リョーマの無意識に緩んだ頬に菜々子は気が付いていて、それを目にするとうれしそうに微笑んだ。
焼き上がった魚を皿のうえに装いながら、菜々子は口を開いた。
「今日はお友達と寄ってかえったりするんですか?」
白米を口に運びながら、リョーマは生返事をした。
「ん……わかんない」
「そうですか……わかりました」
なにかをごまかすように取り繕うような笑みを浮かべた菜々子に、リョーマは内心首を傾げたが、実際には時間がもう迫ってきていることもあって追及することはなかった。菜々子自身も聞かれない方がよかったのか、そんなリョーマを前に安堵したようなようすを見せている。

「……やばいっ!行ってきますっ」
最後にのこっていたみそしるを最後まですすって、リョーマはバッグを背負って駆け出した。ばたばたと埃がまいそうなほどににぎやかな足音に、南次郎はやや呆気にとられながら靴のかかとを踏みつけたまま、玄関を出て行ったリョーマの後ろ姿を眺めている。

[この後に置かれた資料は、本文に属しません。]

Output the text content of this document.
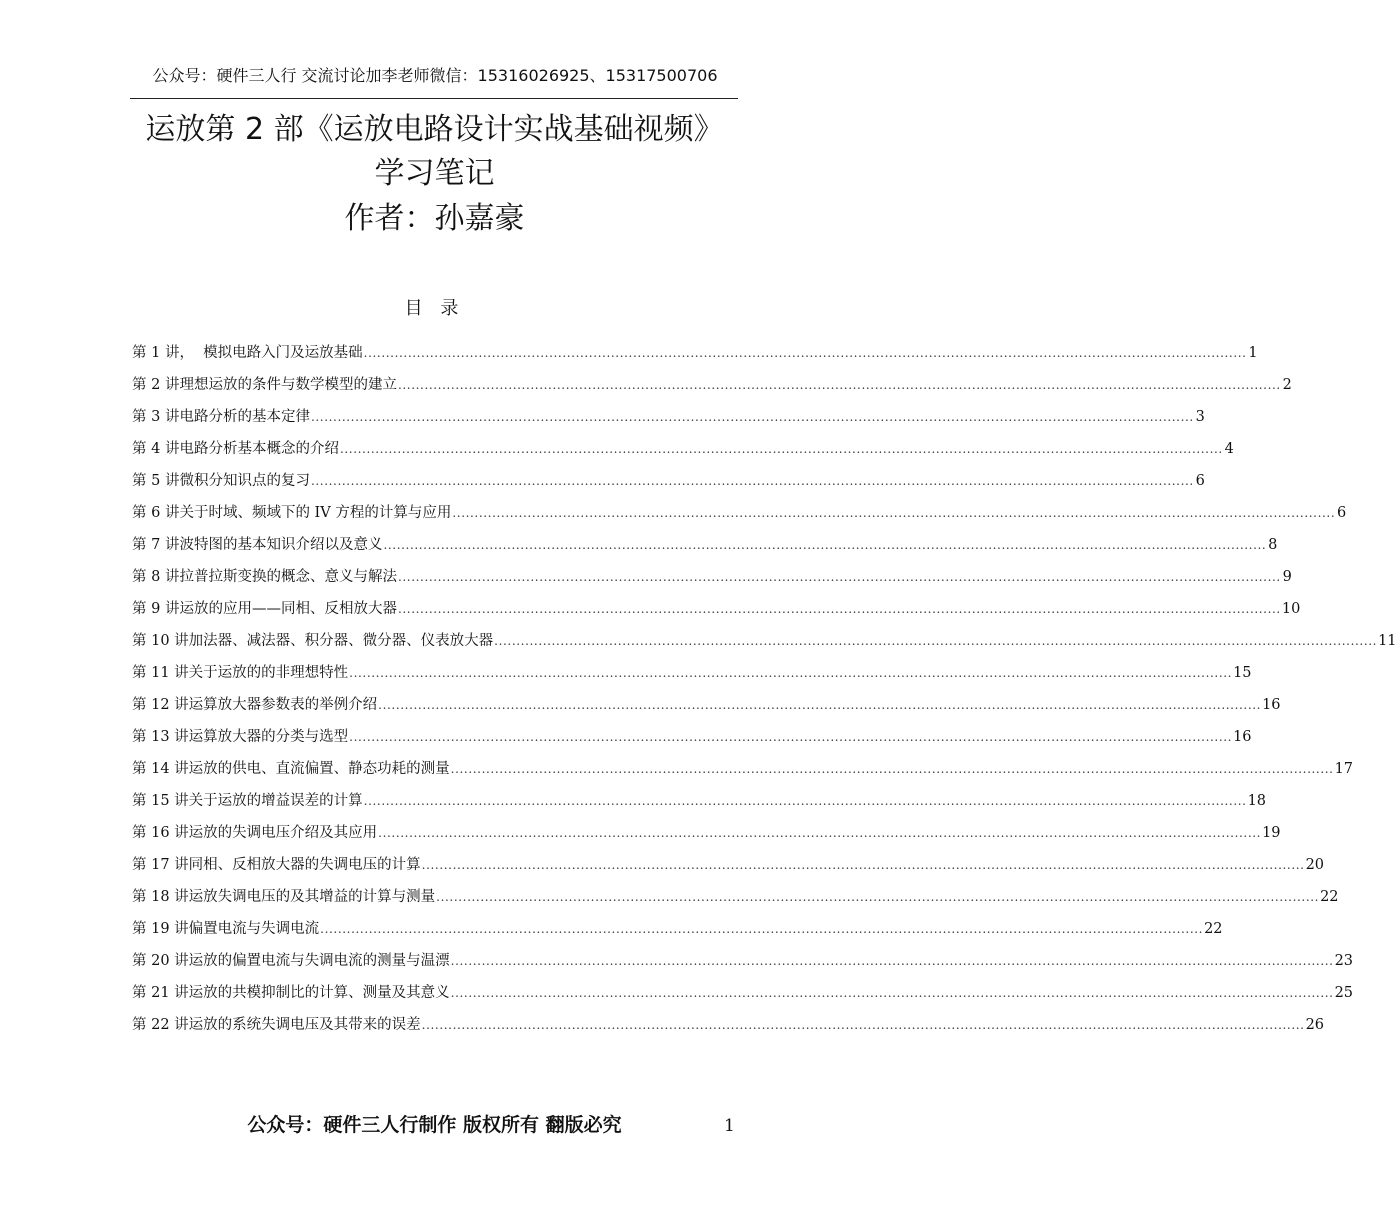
公众号：硬件三人行 交流讨论加李老师微信：15316026925、15317500706
运放第 2 部《运放电路设计实战基础视频》
学习笔记
作者：孙嘉豪
目 录
第 1 讲，  模拟电路入门及运放基础 ........................................................................................................................................................................................................ 1
第 2 讲理想运放的条件与数学模型的建立 ........................................................................................................................................................................................................ 2
第 3 讲电路分析的基本定律 ........................................................................................................................................................................................................ 3
第 4 讲电路分析基本概念的介绍 ........................................................................................................................................................................................................ 4
第 5 讲微积分知识点的复习 ........................................................................................................................................................................................................ 6
第 6 讲关于时域、频域下的 IV 方程的计算与应用 ........................................................................................................................................................................................................ 6
第 7 讲波特图的基本知识介绍以及意义 ........................................................................................................................................................................................................ 8
第 8 讲拉普拉斯变换的概念、意义与解法 ........................................................................................................................................................................................................ 9
第 9 讲运放的应用——同相、反相放大器 ........................................................................................................................................................................................................ 10
第 10 讲加法器、减法器、积分器、微分器、仪表放大器 ........................................................................................................................................................................................................ 11
第 11 讲关于运放的的非理想特性 ........................................................................................................................................................................................................ 15
第 12 讲运算放大器参数表的举例介绍 ........................................................................................................................................................................................................ 16
第 13 讲运算放大器的分类与选型 ........................................................................................................................................................................................................ 16
第 14 讲运放的供电、直流偏置、静态功耗的测量 ........................................................................................................................................................................................................ 17
第 15 讲关于运放的增益误差的计算 ........................................................................................................................................................................................................ 18
第 16 讲运放的失调电压介绍及其应用 ........................................................................................................................................................................................................ 19
第 17 讲同相、反相放大器的失调电压的计算 ........................................................................................................................................................................................................ 20
第 18 讲运放失调电压的及其增益的计算与测量 ........................................................................................................................................................................................................ 22
第 19 讲偏置电流与失调电流 ........................................................................................................................................................................................................ 22
第 20 讲运放的偏置电流与失调电流的测量与温漂 ........................................................................................................................................................................................................ 23
第 21 讲运放的共模抑制比的计算、测量及其意义 ........................................................................................................................................................................................................ 25
第 22 讲运放的系统失调电压及其带来的误差 ........................................................................................................................................................................................................ 26
公众号：硬件三人行制作 版权所有 翻版必究	1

「あんなに遅刻しそうになるなら、もうちっとはやく起きればいいってもんだろーよ」
呆れたようにつぶやく南次郎に菜々子は笑いをこらえずに、「あら。おじさまにそっくりだとおもいますよ」と言った。
ひどいなあ。菜々子ちゃん!とおどけた調子で南次郎は笑いながら、カルピンを抱き上げた。

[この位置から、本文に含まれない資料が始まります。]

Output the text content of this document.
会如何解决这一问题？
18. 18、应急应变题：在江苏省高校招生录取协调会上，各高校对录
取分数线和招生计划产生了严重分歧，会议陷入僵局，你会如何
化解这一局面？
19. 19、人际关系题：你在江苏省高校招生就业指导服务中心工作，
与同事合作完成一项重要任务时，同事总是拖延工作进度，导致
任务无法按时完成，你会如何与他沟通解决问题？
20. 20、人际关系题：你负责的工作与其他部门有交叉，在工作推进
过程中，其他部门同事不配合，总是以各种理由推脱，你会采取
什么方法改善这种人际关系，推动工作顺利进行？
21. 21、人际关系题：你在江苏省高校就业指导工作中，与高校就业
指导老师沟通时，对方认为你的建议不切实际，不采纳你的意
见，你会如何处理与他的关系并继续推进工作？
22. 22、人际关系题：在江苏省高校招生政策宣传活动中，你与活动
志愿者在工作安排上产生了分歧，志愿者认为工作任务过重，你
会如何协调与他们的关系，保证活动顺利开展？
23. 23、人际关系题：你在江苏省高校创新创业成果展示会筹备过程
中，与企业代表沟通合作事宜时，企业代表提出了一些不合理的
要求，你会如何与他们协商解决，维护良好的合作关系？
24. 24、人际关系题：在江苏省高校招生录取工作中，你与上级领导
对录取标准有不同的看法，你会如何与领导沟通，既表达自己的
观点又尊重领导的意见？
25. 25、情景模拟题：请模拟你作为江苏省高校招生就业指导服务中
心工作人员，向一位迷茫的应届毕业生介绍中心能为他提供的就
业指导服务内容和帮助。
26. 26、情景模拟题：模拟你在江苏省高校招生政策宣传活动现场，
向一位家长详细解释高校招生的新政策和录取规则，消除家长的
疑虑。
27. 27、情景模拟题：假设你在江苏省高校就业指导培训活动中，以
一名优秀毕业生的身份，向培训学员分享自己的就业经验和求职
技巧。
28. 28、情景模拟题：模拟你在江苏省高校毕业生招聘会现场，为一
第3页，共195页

以前ならばときたま迎えに来てくれていた桃城も、三年生から部活のことを引き継いだいまはリョーマだけにかまってやれる時間はなかった。ただでさえ以前から遅刻ぎりぎりにきたり遅刻したりということをしでかしていたリョーマが、遅刻せずに朝練にはいれるということもあるわけがなく、やはりときどきは遅刻しているのだった。その光景を海堂はレギュラーなのに示しがつかないと顔をしかめてこっぴどく叱るが、桃城はリョーマの遅刻癖になれているせいか、苦笑いをしながら軽く叱るだけなのだ。リョーマ自身もこのままじゃいけないとはわかっているのだが、くせというものは直らないもので、数か月経ったいまでもこうやってぎりぎりに来てしまう。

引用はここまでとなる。